Predictive Models Based on Disjointed Feature Sets for Applications in Biomedicine and Cyber Security

Todd Wasson (15-ERD-053)

Abstract

From electronic medical records to smart cities to computer network traffic monitoring, technological advances have enabled the collection of increasingly massive data sets. The ability to model the systems represented by these data, and especially to make predictions about these systems, can provide immeasurable benefits. In healthcare, for example, accurate and timely prediction of hospitalized patients' future condition would allow better allocation of resources, potentially saving thousands of lives and substantially reducing hospital costs. Within cyber security, effective modeling of network traffic can help identify suspicious behavior and predict and prevent cyber attacks. While the field of big-data analytics has seen substantial advances, it has not kept pace with data-collection advances. Making sense of these data sets and extracting useful information from them remains a challenge. We will develop a framework and a tool set for learning from increasingly prevalent "messy" real-world data, which is often incomplete, heterogeneous, and high-dimensional. Messy data is presently modeled in parts via existing techniques capable of handling a subset of the data, or worse, is discarded outright. We intend to develop models and tools as well as applications for critical data domains. We will develop three independent but complementary tools en route to a unified approach, using cutting-edge cluster computing. The methodological development will be motivated by, and applied to, data sets within healthcare via collaboration with the Kaiser Permanente Medical Groups, as well as to cyber security, with an eye on generalization to other domains.

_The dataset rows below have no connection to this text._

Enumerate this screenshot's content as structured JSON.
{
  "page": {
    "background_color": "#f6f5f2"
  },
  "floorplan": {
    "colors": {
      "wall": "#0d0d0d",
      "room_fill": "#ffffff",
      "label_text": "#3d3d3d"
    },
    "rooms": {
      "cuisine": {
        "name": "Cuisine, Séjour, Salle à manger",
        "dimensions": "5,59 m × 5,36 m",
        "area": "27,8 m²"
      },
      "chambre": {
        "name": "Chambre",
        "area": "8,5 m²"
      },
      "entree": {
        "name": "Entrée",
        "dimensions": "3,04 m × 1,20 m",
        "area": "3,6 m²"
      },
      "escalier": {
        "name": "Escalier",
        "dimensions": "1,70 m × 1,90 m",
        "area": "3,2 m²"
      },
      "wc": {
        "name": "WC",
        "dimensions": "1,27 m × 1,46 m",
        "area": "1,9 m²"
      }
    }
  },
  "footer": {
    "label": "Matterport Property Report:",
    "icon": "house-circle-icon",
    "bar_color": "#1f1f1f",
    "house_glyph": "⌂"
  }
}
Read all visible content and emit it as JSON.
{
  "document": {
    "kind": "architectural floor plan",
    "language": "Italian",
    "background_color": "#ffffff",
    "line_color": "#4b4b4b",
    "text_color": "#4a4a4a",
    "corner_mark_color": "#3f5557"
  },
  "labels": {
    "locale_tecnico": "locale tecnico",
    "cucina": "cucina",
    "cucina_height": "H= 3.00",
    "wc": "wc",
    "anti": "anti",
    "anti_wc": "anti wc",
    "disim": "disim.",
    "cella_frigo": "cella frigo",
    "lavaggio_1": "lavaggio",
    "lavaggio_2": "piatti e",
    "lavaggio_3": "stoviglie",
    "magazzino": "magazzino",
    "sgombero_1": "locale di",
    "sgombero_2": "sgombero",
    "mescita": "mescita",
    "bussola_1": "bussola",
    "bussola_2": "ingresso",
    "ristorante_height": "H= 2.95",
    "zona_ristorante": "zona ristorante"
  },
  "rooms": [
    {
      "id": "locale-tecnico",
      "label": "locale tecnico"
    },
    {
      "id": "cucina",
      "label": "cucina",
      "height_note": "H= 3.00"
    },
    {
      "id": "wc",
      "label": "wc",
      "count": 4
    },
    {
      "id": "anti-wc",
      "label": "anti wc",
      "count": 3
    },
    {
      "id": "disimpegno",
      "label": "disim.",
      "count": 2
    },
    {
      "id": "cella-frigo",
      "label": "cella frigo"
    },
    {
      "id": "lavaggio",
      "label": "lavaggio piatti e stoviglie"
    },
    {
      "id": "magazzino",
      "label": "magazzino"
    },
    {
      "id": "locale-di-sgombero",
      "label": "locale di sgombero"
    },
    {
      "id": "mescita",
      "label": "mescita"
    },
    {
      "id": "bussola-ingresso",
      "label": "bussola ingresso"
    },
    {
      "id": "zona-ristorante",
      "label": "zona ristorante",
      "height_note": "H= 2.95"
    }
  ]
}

We expect to develop novel statistical modeling capabilities and tools and ultimately merge these disparate tools and capabilities together to create a cohesive unit. The resulting tools will enable quantifiable prediction based on arbitrary subsets of data, allowing both learning and predictive tasks to fully utilize entire data sets instead of requiring complete observations. Specifically, we will develop the first software tools for (1) modeling time-series data points (a set of observations collected sequentially in time) and nontemporal data together, (2) feature selection on time-series and heterogeneous data together, (3) learning from heterogeneous time-series data with nonrandom missing data, and (4) performing all of these tasks jointly across problem domains. We expect to show significant impact with application to biomedical clinical data, yielding a deployable tool to improve hospitalized patient care. In addition, our software will be relevant to cyber security data, yielding hitherto impossible inference on heterogeneous, potentially unreliably gathered network-sensor data.

Mission Relevance

Harvesting the full potential of important data sets, including cyber and electronic medical record data, and developing a generalized analytic capability that can be broadly applied to other areas of interest to LLNL is aligned with the Laboratory's core competency in high-performance computing, simulation, and data science. The challenges of big data sweep across all mission areas, and immense needs exist to improve capabilities to extract knowledge and insight from large, complex collections of data. Our research also supports the strategic focus area in cyber security, space, and intelligence through predictive analysis of the behavior of complex systems.

FY15 Accomplishments and Results

In FY15 we (1) created a Markov-chain Monte Carlo inference approach (algorithms for sampling from probability distributions) for composite mixture models for learning heterogenous data structure and clustering via the Apache Spark cluster computing system; (2) produced two forks of the software to develop time-series inference as well as perform feature selection based on a spike and slab method that is useful for predictions (a type of prior specification used for regression coefficients in linear regression models); (3) worked closely with our Kaiser Permanente Division of Research collaborators to cultivate and procure a customized and rich data set, of which we have begun analysis and application of our tools; and (4) engaged with collaborators from two additional institutions (University of California, San Francisco and University of Virginia) to pursue application of our work to new and differing clinical data sets.

A critical first step to predicting life-threatening sepsis (response to infection) and its outcome is to carefully model patient data, accounting for heterogeneity in the data, and scaling with its size and complexity of the phenomena it describes. We will attempt to both mathematically account for the data complexity and computationally account for its scale by building our approach from the ground up to be compatible with scalable parallel-computing architectures.